Parable of the Sower - Octavia E. Butler
First published in 1993, this novel has achieved the rare feat of growing more relevant as time goes on. A powerful depiction of a boiling America which offers hope among the chaos.
The Wall - Marlene Haushofer
An unnamed woman wakes up in a friend's holiday cabin on an Austrian mountainside to find that she is alone, surrounded by an invisible wall on the other side of which everything appears to have stopped, or died. This book is a deceptively simple account of how she spends her time, taking care of her cow, her dog and her cat, and trying to plan for her future. The result is profound without feeling heavy-handed, and often surprisingly lovely.
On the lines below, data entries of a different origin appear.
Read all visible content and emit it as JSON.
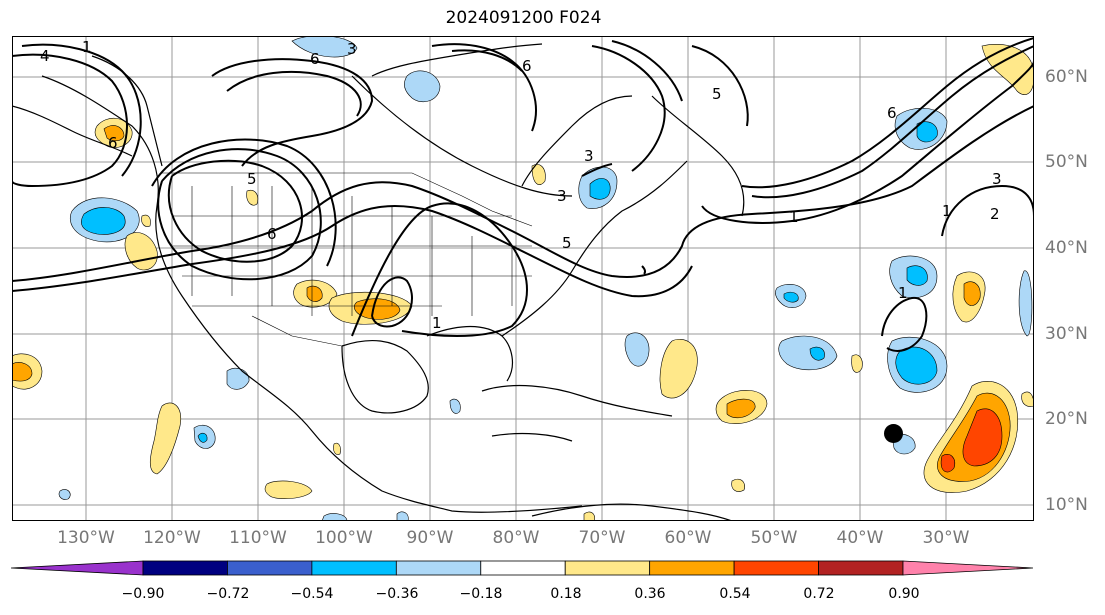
{
  "title": "2024091200 F024",
  "longitude_labels": [
    "130°W",
    "120°W",
    "110°W",
    "100°W",
    "90°W",
    "80°W",
    "70°W",
    "60°W",
    "50°W",
    "40°W",
    "30°W"
  ],
  "latitude_labels": [
    "60°N",
    "50°N",
    "40°N",
    "30°N",
    "20°N",
    "10°N"
  ],
  "contour_labels": [
    "1",
    "2",
    "3",
    "4",
    "5",
    "6"
  ],
  "colorbar": {
    "ticks": [
      "−0.90",
      "−0.72",
      "−0.54",
      "−0.36",
      "−0.18",
      "0.18",
      "0.36",
      "0.54",
      "0.72",
      "0.90"
    ],
    "colors": [
      "#9932cc",
      "#000080",
      "#3a5fcd",
      "#00bfff",
      "#add8f7",
      "#ffffff",
      "#ffe88a",
      "#ffa500",
      "#ff4500",
      "#b22222",
      "#ff82ab"
    ]
  },
  "marker": "storm-center-dot"
}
Seasonal Quartet - Ali Smith
Ali Smith's four books, each set in a season, have won enough praise and prizes that they probably don't need recommending -- except that, reading them again recently, I've found that with a gap of a few years from the events they describe their weight has shifted. Still joyfully readable, they now seem more universal. Very much worth reading for the first time for anyone who hasn't, or reading again for those who have.
Alison - Lizzy Stewart
This is a graphic novel and one of my favourite books of the last few years. It's beautiful -- beautifully drawn, beautifully written, beautifully told -- and tells the life story of a woman, born in Dorset in 1958, who meets a male artist and becomes, with his encouragement and despite his hindrance, an artist herself. I found it incredibly moving --- one to read in a single go, on a wet Sunday afternoon.
Homer - Christopher Logue
Another book (or series of books, depending on the edition) which I have recently returned to. Logue's blank verse retelling of the Iliad is a marvel, often more like a film than a poem. Even if, like me, you often can't remember who exactly is who, and what exactly they're doing, the writing is so thrilling, the images so extraordinary, that it will carry you through.